Specific Indications and Uses.—Rapid, weak circulation; continual irritative cough, with profuse muco-purulent expectoration; cardiac palpitation, from debility; dyspnoea; pyrexia; loss of appetite; and cardiac pain.

Related Species.Prunus virginiana of Linné and Marshall (Prunus obovata, Bigelow; Cerasus virginiana, De Candolle; Prunus demissa, Walters), Choke cherry. Common in the United States and Canada, and, according to Prof. Sargent, "the most widely distributed of any American species of tree" (Prof. E. S. Bastin, Amer. Jour. Pharm., 1895, p. 595). A small shrub, sometimes arborescent, usually from 6 to 10 feet high, having thin, oval, or obovate, sharply-serrate leaves, terminating in an abrupt point. The flowers are white, and borne in short, dense racemes. The fruit is a red, or purplish-red, bitterish, and exceedingly astringent berry. The latter is often employed, in combination with cider, in domestic medication.

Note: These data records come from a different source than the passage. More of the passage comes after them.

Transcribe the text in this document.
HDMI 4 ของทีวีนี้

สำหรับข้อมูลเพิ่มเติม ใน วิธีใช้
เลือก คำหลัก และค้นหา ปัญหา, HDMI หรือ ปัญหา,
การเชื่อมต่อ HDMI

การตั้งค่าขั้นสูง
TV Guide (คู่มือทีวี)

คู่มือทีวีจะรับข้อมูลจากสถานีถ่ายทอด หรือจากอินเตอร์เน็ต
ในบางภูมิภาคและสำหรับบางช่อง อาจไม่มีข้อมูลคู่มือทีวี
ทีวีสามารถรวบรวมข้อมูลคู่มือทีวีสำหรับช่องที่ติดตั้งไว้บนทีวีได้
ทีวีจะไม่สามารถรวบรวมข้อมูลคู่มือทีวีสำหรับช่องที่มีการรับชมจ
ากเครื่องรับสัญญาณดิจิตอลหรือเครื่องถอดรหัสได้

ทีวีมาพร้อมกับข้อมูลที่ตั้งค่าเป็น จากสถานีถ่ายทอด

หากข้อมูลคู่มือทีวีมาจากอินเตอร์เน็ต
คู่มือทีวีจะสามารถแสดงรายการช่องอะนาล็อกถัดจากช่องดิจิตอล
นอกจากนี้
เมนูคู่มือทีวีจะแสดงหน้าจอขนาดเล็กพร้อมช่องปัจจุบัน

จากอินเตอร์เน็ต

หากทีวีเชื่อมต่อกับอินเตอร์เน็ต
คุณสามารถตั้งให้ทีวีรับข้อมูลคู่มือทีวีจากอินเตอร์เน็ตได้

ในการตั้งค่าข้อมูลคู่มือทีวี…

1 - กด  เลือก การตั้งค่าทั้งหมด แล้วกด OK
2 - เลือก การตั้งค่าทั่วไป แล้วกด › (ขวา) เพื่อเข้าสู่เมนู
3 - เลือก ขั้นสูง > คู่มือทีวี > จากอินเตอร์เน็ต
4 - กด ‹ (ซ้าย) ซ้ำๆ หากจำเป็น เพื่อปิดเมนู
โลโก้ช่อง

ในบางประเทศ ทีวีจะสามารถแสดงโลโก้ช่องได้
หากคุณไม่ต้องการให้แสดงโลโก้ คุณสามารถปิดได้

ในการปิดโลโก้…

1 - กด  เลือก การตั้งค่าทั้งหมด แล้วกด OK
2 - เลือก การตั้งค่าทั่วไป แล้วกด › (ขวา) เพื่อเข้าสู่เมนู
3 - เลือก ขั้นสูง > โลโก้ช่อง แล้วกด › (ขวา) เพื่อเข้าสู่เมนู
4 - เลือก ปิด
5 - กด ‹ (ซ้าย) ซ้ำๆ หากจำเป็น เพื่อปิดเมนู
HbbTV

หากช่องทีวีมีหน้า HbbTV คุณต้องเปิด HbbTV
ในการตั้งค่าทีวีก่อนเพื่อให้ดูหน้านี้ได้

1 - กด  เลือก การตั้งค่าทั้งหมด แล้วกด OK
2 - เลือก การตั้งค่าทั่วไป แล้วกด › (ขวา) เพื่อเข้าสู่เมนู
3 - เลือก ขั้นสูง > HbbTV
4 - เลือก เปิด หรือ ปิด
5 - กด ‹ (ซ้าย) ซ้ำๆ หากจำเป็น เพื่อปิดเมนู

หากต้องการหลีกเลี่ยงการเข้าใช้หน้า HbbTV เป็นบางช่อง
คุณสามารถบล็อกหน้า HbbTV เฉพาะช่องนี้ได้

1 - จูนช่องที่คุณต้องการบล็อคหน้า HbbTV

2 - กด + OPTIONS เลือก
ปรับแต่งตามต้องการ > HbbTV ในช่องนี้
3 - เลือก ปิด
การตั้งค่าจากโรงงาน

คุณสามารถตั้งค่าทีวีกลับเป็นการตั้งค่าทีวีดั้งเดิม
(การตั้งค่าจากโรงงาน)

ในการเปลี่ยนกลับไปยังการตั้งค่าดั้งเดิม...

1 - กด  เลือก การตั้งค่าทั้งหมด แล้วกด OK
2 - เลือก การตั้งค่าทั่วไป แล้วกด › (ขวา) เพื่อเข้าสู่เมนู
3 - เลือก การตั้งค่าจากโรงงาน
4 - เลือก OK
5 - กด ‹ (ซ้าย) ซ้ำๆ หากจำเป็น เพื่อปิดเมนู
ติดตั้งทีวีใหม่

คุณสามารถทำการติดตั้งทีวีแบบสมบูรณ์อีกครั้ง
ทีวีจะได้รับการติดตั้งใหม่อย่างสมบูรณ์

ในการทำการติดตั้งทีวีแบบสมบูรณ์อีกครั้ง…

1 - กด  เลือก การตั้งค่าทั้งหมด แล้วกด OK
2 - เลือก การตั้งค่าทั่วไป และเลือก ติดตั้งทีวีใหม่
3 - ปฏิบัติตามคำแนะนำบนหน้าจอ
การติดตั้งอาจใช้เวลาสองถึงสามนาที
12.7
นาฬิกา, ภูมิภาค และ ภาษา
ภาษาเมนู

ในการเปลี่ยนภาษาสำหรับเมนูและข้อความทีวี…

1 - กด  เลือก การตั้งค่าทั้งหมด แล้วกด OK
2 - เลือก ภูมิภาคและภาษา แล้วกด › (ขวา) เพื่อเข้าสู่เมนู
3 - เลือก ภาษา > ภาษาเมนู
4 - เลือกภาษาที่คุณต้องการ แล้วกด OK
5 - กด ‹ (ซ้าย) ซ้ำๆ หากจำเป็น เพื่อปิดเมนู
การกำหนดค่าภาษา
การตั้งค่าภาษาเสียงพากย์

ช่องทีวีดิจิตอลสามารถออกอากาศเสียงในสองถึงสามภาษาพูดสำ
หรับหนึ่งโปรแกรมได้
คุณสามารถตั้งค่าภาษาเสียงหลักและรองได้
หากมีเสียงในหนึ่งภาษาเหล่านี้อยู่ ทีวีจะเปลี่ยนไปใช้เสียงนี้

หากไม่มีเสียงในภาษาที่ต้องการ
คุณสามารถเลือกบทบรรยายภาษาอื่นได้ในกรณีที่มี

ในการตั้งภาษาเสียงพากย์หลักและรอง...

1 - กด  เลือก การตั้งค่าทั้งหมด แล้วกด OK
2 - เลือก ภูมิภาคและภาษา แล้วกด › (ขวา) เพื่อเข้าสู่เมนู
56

Related Preparation.Elixir Pinus Compositus. This is a cough mixture, representing the combined virtues of white pine (fresh bark), balm of gilead buds, spikenard, cherry bark, ipecac, sanguinarine nitrate, chloroform, morphine acetate, and ammonium chloride. It is an excellent preparation, was introduced under this name, and is prepared only by the Wm. S. Merrell Chemical Co., of Cincinnati, O.

The dried and powdered alcoholic extract known as the "concentration," "prunin," or "cerasin," prepared from both wild cherry and choke cherry, is an inefficient agent, seldom now used.